第17章 優しい嘘
「花織ちゃん、なあ」
「お願い、土門君にしか頼めないの」
シンとした修練所に悲痛な声が響いた。ぽろっと花織の目から一粒の涙が伝い落ちる。土門は焦った、慌てて花織の肩を掴み、わかったわかったと花織を宥める。

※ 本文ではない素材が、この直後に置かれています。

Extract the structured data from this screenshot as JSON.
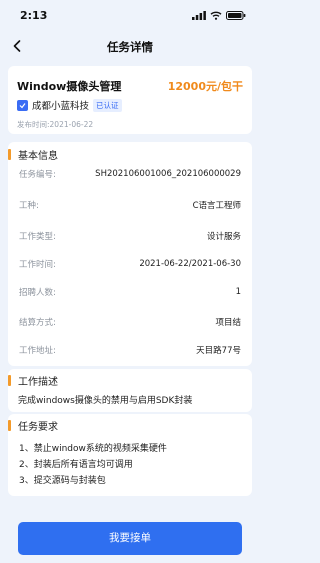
{
  "status": {
    "time": "2:13"
  },
  "nav": {
    "title": "任务详情"
  },
  "job": {
    "title": "Window摄像头管理",
    "salary": "12000元/包干",
    "company": "成都小蓝科技",
    "verified": "已认证",
    "published": "发布时间:2021-06-22"
  },
  "basic": {
    "title": "基本信息",
    "rows": [
      {
        "label": "任务编号:",
        "value": "SH202106001006_202106000029"
      },
      {
        "label": "工种:",
        "value": "C语言工程师"
      },
      {
        "label": "工作类型:",
        "value": "设计服务"
      },
      {
        "label": "工作时间:",
        "value": "2021-06-22/2021-06-30"
      },
      {
        "label": "招聘人数:",
        "value": "1"
      },
      {
        "label": "结算方式:",
        "value": "项目结"
      },
      {
        "label": "工作地址:",
        "value": "天目路77号"
      }
    ]
  },
  "description": {
    "title": "工作描述",
    "text": "完成windows摄像头的禁用与启用SDK封装"
  },
  "requirements": {
    "title": "任务要求",
    "items": [
      "1、禁止window系统的视频采集硬件",
      "2、封装后所有语言均可调用",
      "3、提交源码与封装包"
    ]
  },
  "accept_button": "我要接单"
}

「ろ、ロックは俺が掛ける。でも帰りは暗いし、遅くなったら危ないだろ。俺、待ってるぜ」
「いいよ……、気にしないで。帰り道は大丈夫、懐中電灯も持ってきたし防犯ブザーも携帯も持ってるから。……あまりに遅い様だったら父を呼ぶようにする」
やはり、どうしても自宅まで暗い夜道を歩かねばならない花織は不安を感じているようだ。しかしだからこそ、土門の突っ込む余地もないほどの万全の準備をしてきているようだ。しかし土門は困ったように笑う。
「だからって」
「土門くんの帰りが遅くなるのはダメだよ……。土門くんだって危なくないわけじゃないのに」
「でも、花織ちゃん」
「ひとりにして」
冷たく、悲しげで土門を突き放す言葉だった。だが花織の本心が漏れた瞬間でもあった。花織は自分の失言にハッとして口を押える。だが悲愴の表情で俯いて土門を見なかった。
「ごめん……気を使ってくれるのは嬉しい。でも、今は頭を冷やさなくちゃいけないから」
「あ、ああ……」
すっかり気まずくなってしまって土門は修練場を出る。花織も出口付近まで一緒に付き添い、土門に頭を下げた。